These notes explain how to compute probabilities for common statistical distributions using Mathematica. See also notes on working with distributions in R and S-PLUS, Excel, and in Python with SciPy.

## Distribution objects

Statistical distributions are standard in Mathematica version 6. Prior to that version, you had to load either the `DiscreteDistributions`

or `ContinuousDistributions`

package. For example, to load the latter you would enter the following.

<<Statistics`ContinuousDistributions`

As with everything else in Mathematica, names use Pascal case (concatenated capitalized words). The name of every distribution object ends with Distribution. For example, the Mathematica object representing the normal (Gaussian) distribution is `NormalDistribution`

. The arguments to a distribution object constructor are the distribution parameters. (See notes below about possible problems with parameterization conventions.)

## Probability density function (PDF)

To calculate the PDF (probability density function) of a distribution, pass the distribution as the first argument to `PDF[]`

and the PDF argument as the second argument. For example,

PDF[ GammaDistribution[2, 3], 17.2 ]

gives the value of f_{X}(17.2) where f_{X} is the PDF of a random variable X with a gamma distribution with shape parameter 2 and scale paremters 3. For another example,

f[x_] := PDF[ NormalDistribution[0, 1], x ]

defines a function f as the PDF of a standard normal random variable.

Note that Mathematica uses the term “PDF” for both continuous and discrete random variables. Technically, discrete distributions have or probability *mass* functions but Mathematica ignores this pedantic detail.

## Cumulative density function (CDF)

Mathematica computes the CDF (cumulative density function) of a distribution analogously to the way it computes the PDF. For example,

g[x_] := CDF[ NormalDistribution[0, 1], x ]

defines g to be CDF of a standard normal random variable.

## Quantiles (inverse CDF)

To compute the quantile function, i.e. the inverse of the CDF function, use the Mathematica function `Quantile[]`

analogous to the functions `PDF[]`

and `CDF[]`

described above.

## Other associated functions

You can find the mean or variance of a distribution by passing a distribution object to `Mean[]`

or `Variance[]`

respectively.
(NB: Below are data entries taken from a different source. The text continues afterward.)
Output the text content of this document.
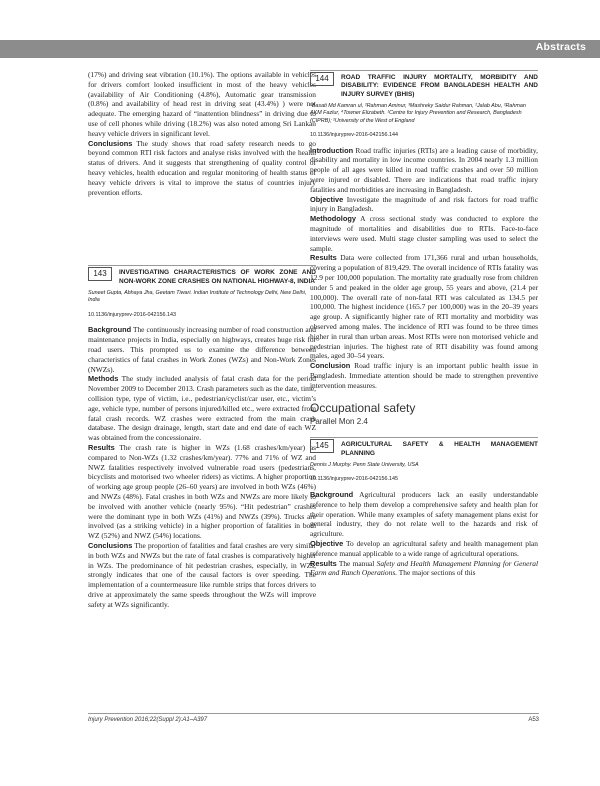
Abstracts

(17%) and driving seat vibration (10.1%). The options available in vehicles for drivers comfort looked insufficient in most of the heavy vehicles (availability of Air Conditioning (4.8%), Automatic gear transmission (0.8%) and availability of head rest in driving seat (43.4%) ) were not adequate. The emerging hazard of “inattention blindness” in driving due to use of cell phones while driving (18.2%) was also noted among Sri Lankan heavy vehicle drivers in significant level.

Conclusions The study shows that road safety research needs to go beyond common RTI risk factors and analyse risks involved with the health status of drivers. And it suggests that strengthening of quality control of heavy vehicles, health education and regular monitoring of health status of heavy vehicle drivers is vital to improve the status of countries injury prevention efforts.

143	INVESTIGATING CHARACTERISTICS OF WORK ZONE AND NON-WORK ZONE CRASHES ON NATIONAL HIGHWAY-8, INDIA
Suneet Gupta, Abhaya Jha, Geetam Tiwari. Indian Institute of Technology Delhi, New Delhi, India
10.1136/injuryprev-2016-042156.143

Background The continuously increasing number of road construction and maintenance projects in India, especially on highways, creates huge risk for road users. This prompted us to examine the difference between characteristics of fatal crashes in Work Zones (WZs) and Non-Work Zones (NWZs).

Methods The study included analysis of fatal crash data for the period November 2009 to December 2013. Crash parameters such as the date, time, collision type, type of victim, i.e., pedestrian/cyclist/car user, etc., victim’s age, vehicle type, number of persons injured/killed etc., were extracted from fatal crash records. WZ crashes were extracted from the main crash database. The design drainage, length, start date and end date of each WZ was obtained from the concessionaire.

Results The crash rate is higher in WZs (1.68 crashes/km/year) as compared to Non-WZs (1.32 crashes/km/year). 77% and 71% of WZ and NWZ fatalities respectively involved vulnerable road users (pedestrians, bicyclists and motorised two wheeler riders) as victims. A higher proportion of working age group people (26–60 years) are involved in both WZs (46%) and NWZs (48%). Fatal crashes in both WZs and NWZs are more likely to be involved with another vehicle (nearly 95%). “Hit pedestrian” crashes were the dominant type in both WZs (41%) and NWZs (39%). Trucks are involved (as a striking vehicle) in a higher proportion of fatalities in both WZ (52%) and NWZ (54%) locations.

Conclusions The proportion of fatalities and fatal crashes are very similar in both WZs and NWZs but the rate of fatal crashes is comparatively higher in WZs. The predominance of hit pedestrian crashes, especially, in WZs, strongly indicates that one of the causal factors is over speeding. The implementation of a countermeasure like rumble strips that forces drivers to drive at approximately the same speeds throughout the WZs will improve safety at WZs significantly.

144	ROAD TRAFFIC INJURY MORTALITY, MORBIDITY AND DISABILITY: EVIDENCE FROM BANGLADESH HEALTH AND INJURY SURVEY (BHIS)
¹Basati Md Kamran ul, ²Rahman Aminur, ³Mashreky Saidur Rahman, ²Jalab Abu, ²Rahman AKM Fazlur, ⁴Towner Elizabeth. ¹Centre for Injury Prevention and Research, Bangladesh (CIPRB); ²University of the West of England
10.1136/injuryprev-2016-042156.144

Introduction Road traffic injuries (RTIs) are a leading cause of morbidity, disability and mortality in low income countries. In 2004 nearly 1.3 million people of all ages were killed in road traffic crashes and over 50 million were injured or disabled. There are indications that road traffic injury fatalities and morbidities are increasing in Bangladesh.

Objective Investigate the magnitude of and risk factors for road traffic injury in Bangladesh.

Methodology A cross sectional study was conducted to explore the magnitude of mortalities and disabilities due to RTIs. Face-to-face interviews were used. Multi stage cluster sampling was used to select the sample.

Results Data were collected from 171,366 rural and urban households, covering a population of 819,429. The overall incidence of RTIs fatality was 12.9 per 100,000 population. The mortality rate gradually rose from children under 5 and peaked in the older age group, 55 years and above, (21.4 per 100,000). The overall rate of non-fatal RTI was calculated as 134.5 per 100,000. The highest incidence (165.7 per 100,000) was in the 20–39 years age group. A significantly higher rate of RTI mortality and morbidity was observed among males. The incidence of RTI was found to be three times higher in rural than urban areas. Most RTIs were non motorised vehicle and pedestrian injuries. The highest rate of RTI disability was found among males, aged 30–54 years.

Conclusion Road traffic injury is an important public health issue in Bangladesh. Immediate attention should be made to strengthen preventive intervention measures.

Occupational safety
Parallel Mon 2.4
145	AGRICULTURAL SAFETY & HEALTH MANAGEMENT PLANNING
Dennis J Murphy. Penn State University, USA
10.1136/injuryprev-2016-042156.145

Background Agricultural producers lack an easily understandable reference to help them develop a comprehensive safety and health plan for their operation. While many examples of safety management plans exist for general industry, they do not relate well to the hazards and risk of agriculture.

Objective To develop an agricultural safety and health management plan reference manual applicable to a wide range of agricultural operations.

Results The manual Safety and Health Management Planning for General Farm and Ranch Operations. The major sections of this

Injury Prevention 2016;22(Suppl 2):A1–A397	A53
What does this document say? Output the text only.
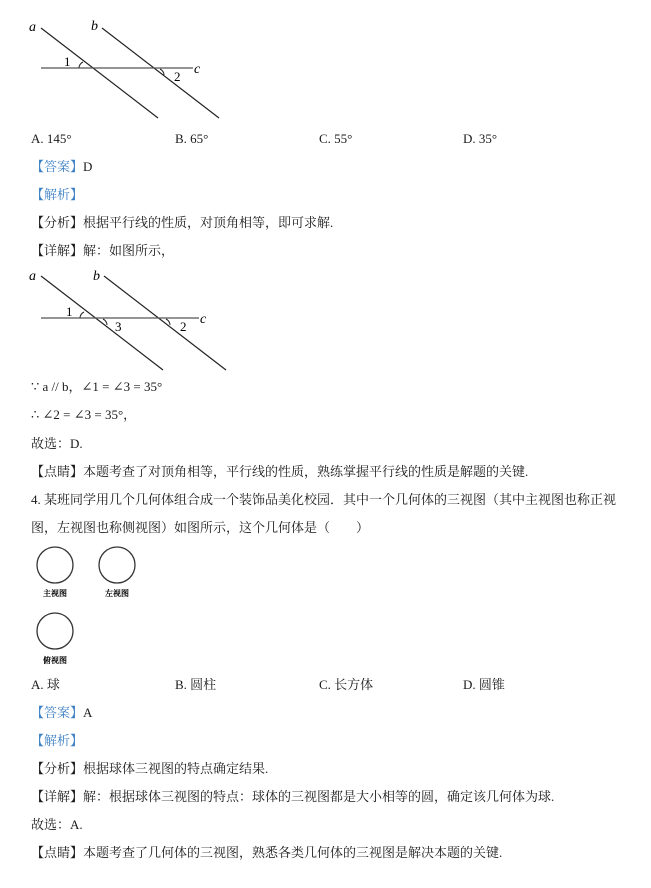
a	b
c
1
2
A. 145°	B. 65°	C. 55°	D. 35°
【答案】D
【解析】
【分析】根据平行线的性质，对顶角相等，即可求解.
【详解】解：如图所示，
a	b
c
1
3	2
∵ a // b，∠1 = ∠3 = 35°
∴ ∠2 = ∠3 = 35°，
故选：D.
【点睛】本题考查了对顶角相等，平行线的性质，熟练掌握平行线的性质是解题的关键.
4. 某班同学用几个几何体组合成一个装饰品美化校园．其中一个几何体的三视图（其中主视图也称正视
图，左视图也称侧视图）如图所示，这个几何体是（　　）
主视图	左视图
俯视图
A. 球	B. 圆柱	C. 长方体	D. 圆锥
【答案】A
【解析】
【分析】根据球体三视图的特点确定结果.
【详解】解：根据球体三视图的特点：球体的三视图都是大小相等的圆，确定该几何体为球.
故选：A.
【点睛】本题考查了几何体的三视图，熟悉各类几何体的三视图是解决本题的关键.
To get a random sample, pass a distribution object to ` Random[]`

. To get an array of random samples, call `RandomArray[]`

.

## Distribution names

The following gives Mathematica names and parameterizations for common distributions.

Distribution | Mathematica name | Parameters |
---|---|---|

beta | `BetaDistribution` | a, b |

binomial | `BinomialDistribution` | n, p |

Cauchy | `CauchyDistribution` | location, scale |

chi-squared | `ChiSquareDistribution` | df |

exponential | `ExponentialDistribution` | rate |

F | `FRatioDistribution` | df1, df2 |

gamma | `GammaDistribution` | shape, scale |

geometric | `GeometricDistribution` | p |

hypergeometric | `HypergeometricDistribution` | n, s, total |

Laplace | `LaplaceDistribution` | mean, scale |

log-normal | `LogNormalDistribution` | meanlog, sdlog |

logistic | `LogisticDistribution` | location, scale |

negative binomial | `NegativeBinomialDistribution` | n, p |

normal | `NormalDistribution` | mean, sd |

Poisson | `PoissonDistribution` | lambda |

Student t | `StudentTDistribution` | df |

uniform | `UniformDistribution` | min, max |

Weibull | `WeibullDistribution` | shape, scale |

Note that `ChiSquareDistribution`

contains the word “Square” but not “Squared.” Also, Student’s t distribution is `StudentTDistribution`

and not `TDistribution`

.

The Laplace distribution is also known as the double exponential distribution.

## Notes on parameterizations

You always need to verify parameterizations in statistical software to avoid unexpected results. One way to do this is to pass a distribution object to the `Mean[]`

and `Variance[]`

functions to see whether you get what you expect

The exponential distribution is sometimes parameterized in terms of its mean, but Mathematica uses the rate, the reciprocal of the mean or scale.

Mathematica parameterizes the geometric distribution in terms of its shape and scale. Some other packages use the shape and the rate (reciprocal of the scale).

There are two common parameterizations for a hypergeometric distribution. Suppose an urn has *M* red balls and *N* blue balls. You draw *n* balls at once and want to know the probability of various numbers of red balls in your sample. Some software packages parameterize the hypergeometric distribution in terms of *n*, *M*, and *N*, but Mathematica uses *n*, *M*, and the total number of balls, *M*+*N*.

If *X* has a log-normal distribution, then log(*X*) has a normal distribution. Note that the mean and standard deviation parameters are the mean and standard deviation of log(*X*), not of *X* itself. Said another way, *X* has the same distribution as exp(*Y*) where *Y* is a normal random variable with mean and standard deviation given by the parameters.